PAOK and BATE can both qualify on matchday six as Group L comes to an exciting conclusion.

BATE are well placed to progress from Group L
BATE are well placed to progress from Group L ©Getty Images

PAOK go into their final UEFA Europa League Group L fixture with a mere three points, but they can still qualify for the knockout phase with a victory over BATE Borisov and help from elsewhere. Their visitors, on six points, will definitely qualify with a win, though a draw could also take them through.

• PAOK have lost four of their five matches, failing to score in all of those defeats, including a 4-0 loss last time out at group winners Chelsea, in which they played 82 minutes with ten men. The only way they can still reach the knockout phase is if they beat BATE and Vidi lose at home to Chelsea, as they would be guaranteed to finish first (on goal difference) in a three-way head-to-head with their rivals from Belarus and Hungary.

• BATE's six points have all come at the expense of Vidi, the second of their 2-0 wins against the Hungarian champions coming at home on matchday five. A victory in Greece will take them through to the knockout phase, and a draw would also be good enough to claim second place if Vidi do not beat Chelsea.

Highlights: BATE 1-4 PAOK

Previous meetings
• The clubs had never met in UEFA competition until matchday two when PAOK overwhelmed BATE 4-1 in Borisov, scoring three goals in the first 17 minutes.

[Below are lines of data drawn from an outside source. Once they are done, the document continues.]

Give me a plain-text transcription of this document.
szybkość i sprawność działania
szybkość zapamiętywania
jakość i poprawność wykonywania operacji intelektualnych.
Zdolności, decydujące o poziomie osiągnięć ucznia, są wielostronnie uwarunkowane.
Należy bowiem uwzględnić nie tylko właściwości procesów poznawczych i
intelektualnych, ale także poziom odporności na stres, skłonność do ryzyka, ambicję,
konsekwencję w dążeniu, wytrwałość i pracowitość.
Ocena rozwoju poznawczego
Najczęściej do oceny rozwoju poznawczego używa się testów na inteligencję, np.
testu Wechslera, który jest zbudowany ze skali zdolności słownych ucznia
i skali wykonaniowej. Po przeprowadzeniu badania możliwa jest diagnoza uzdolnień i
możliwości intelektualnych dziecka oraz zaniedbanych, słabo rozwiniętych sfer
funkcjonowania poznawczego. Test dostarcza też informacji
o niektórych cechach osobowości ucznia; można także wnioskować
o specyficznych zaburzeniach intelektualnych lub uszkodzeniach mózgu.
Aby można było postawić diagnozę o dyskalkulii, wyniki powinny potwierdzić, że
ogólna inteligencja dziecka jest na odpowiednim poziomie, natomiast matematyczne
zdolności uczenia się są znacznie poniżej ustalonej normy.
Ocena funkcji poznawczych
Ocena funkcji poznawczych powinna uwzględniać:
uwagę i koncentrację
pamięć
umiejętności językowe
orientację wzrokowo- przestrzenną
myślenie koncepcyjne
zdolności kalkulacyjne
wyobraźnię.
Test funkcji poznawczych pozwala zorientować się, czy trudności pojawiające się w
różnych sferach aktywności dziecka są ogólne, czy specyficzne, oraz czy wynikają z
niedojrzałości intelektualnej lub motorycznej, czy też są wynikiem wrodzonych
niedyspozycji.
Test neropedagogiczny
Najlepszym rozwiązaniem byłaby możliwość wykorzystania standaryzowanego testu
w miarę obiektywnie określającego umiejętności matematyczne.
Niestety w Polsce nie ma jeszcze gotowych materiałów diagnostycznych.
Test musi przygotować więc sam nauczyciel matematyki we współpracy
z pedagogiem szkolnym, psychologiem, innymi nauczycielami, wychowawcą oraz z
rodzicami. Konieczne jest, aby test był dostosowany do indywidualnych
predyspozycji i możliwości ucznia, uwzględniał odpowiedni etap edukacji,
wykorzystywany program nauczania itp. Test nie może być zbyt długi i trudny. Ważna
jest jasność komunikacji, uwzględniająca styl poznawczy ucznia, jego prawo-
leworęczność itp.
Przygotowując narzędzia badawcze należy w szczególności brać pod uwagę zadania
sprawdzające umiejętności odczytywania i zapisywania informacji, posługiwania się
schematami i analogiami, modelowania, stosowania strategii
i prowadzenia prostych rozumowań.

• PAOK have fond memories of the only other time they have hosted a team from Belarus – a 6-1 win against Dinamo Minsk in the 2014/15 UEFA Europa League, their biggest win in the group stage of this competition. BATE's only previous trip to Greece also came in the UEFA Europa League group stage – a 2-2 draw against AEK Athens in 2009/10.

Form guide
PAOK
• PAOK enjoyed a successful 2017/18 on the domestic front, atoning for a rare early exit in Europe – they lost to Swedish debutants Östersund in the UEFA Europa League play-offs – by retaining the Greek Cup and finishing runners-up to AEK Athens in the Superleague. They harboured high hopes of reaching the UEFA Champions League group stage for the first time this season when they knocked out Basel and Spartak Moskva in qualifying ties and then held Benfica 1-1 in Lisbon in the first leg of their play-off – only to suffer a second-leg 1-4 defeat in Salonika.

• That means PAOK have extended their record of having participated in every season of the UEFA Europa League to a tenth successive year. They have reached the group stage in six previous campaigns, four of which have extended into the knockout phase but never beyond the round of 32. Schalke were the most recent team to end their interest at that juncture with a 4-1 aggregate win in 2016/17.

Watch PAOK lose at Chelsea last time out

• The Salonika side have won just one of their last 11 home fixtures in the UEFA Europa League proper (D4 L6), failing to score in eight of them, including five of the last six.

BATE
• Midway through competing in last season's UEFA Europa League group stage BATE clinched the Belarusian league title for the 12th year in a row – and they duly made it 13 last month. They are back in this competition having missed out on UEFA Champions League group stage qualification during the summer, a pair of 2-1 aggregate victories over HJK Helsinki and Qarabağ preceding a heavy play-off defeat by PSV Eindhoven (2-3 home, 0-3 away).

• BATE are in the UEFA Europa League group stage for the fourth time and the second year in a row. They advanced to the knockout phase in 2010/11 but were unsuccessful in the other two campaigns, finishing bottom of their section last season after taking just five points from their six games against Crvena zvezda, Arsenal and Köln.

• The Borisov club's away record in the UEFA Europa League group stage is W3 D3 L5, the matchday one victory at Vidi having ended a four-game winless sequence that included last season's 6-0 loss at Arsenal – the club's joint heaviest European away defeat. They have, however, won three of their five European fixtures on the road this term.

See BATE keep hopes alive by beating Vidi

Links and trivia 
• BATE wrapped up their 13th Belarusian league title in a row – and 15th overall – in early November. They are now one shy of the European record for consecutive league titles, held jointly by Latvian side Skonto and Lincoln of Gibraltar.

• BATE players Hervaine Moukam (Asteras Tripolis 2014–16 and Olympiacos Volos 2016/17), Dmitri Baga (Atromitos 2016/17) and Nikolai Signevich (Platanias 2017/18) have all played in Greece.

• This is PAOK's 42nd UEFA Europa League group game – only one club, Salzburg, have played more.

The coaches
• The son of Mircea Lucescu, Bucharest-born Răzvan spent most of his career as a goalkeeper with clubs from the Romanian capital. As a coach, he enjoyed early success with Rapid Bucureşti, winning back-to-back domestic cups and also steering the club into the UEFA Cup quarter-finals. He then had two years in charge of the Romanian national team, but it was in Greece that he further enhanced his reputation, firstly with Xanthi, then as a Greek Cup winner and league runner-up in his debut season at PAOK.

• Handed the position of BATE Borisov head coach in June 2018, as a replacement for Oleg Dulub, Aleksei Baga was an internal appointment, having served the club as assistant coach for seven years. A former defender, he also spent most of his playing career at BATE, winning league titles in 2002 and 2006, the latter coupled with a domestic cup victory, before ending his career – after a brief spell in Latvia – with rival club Dinamo Brest.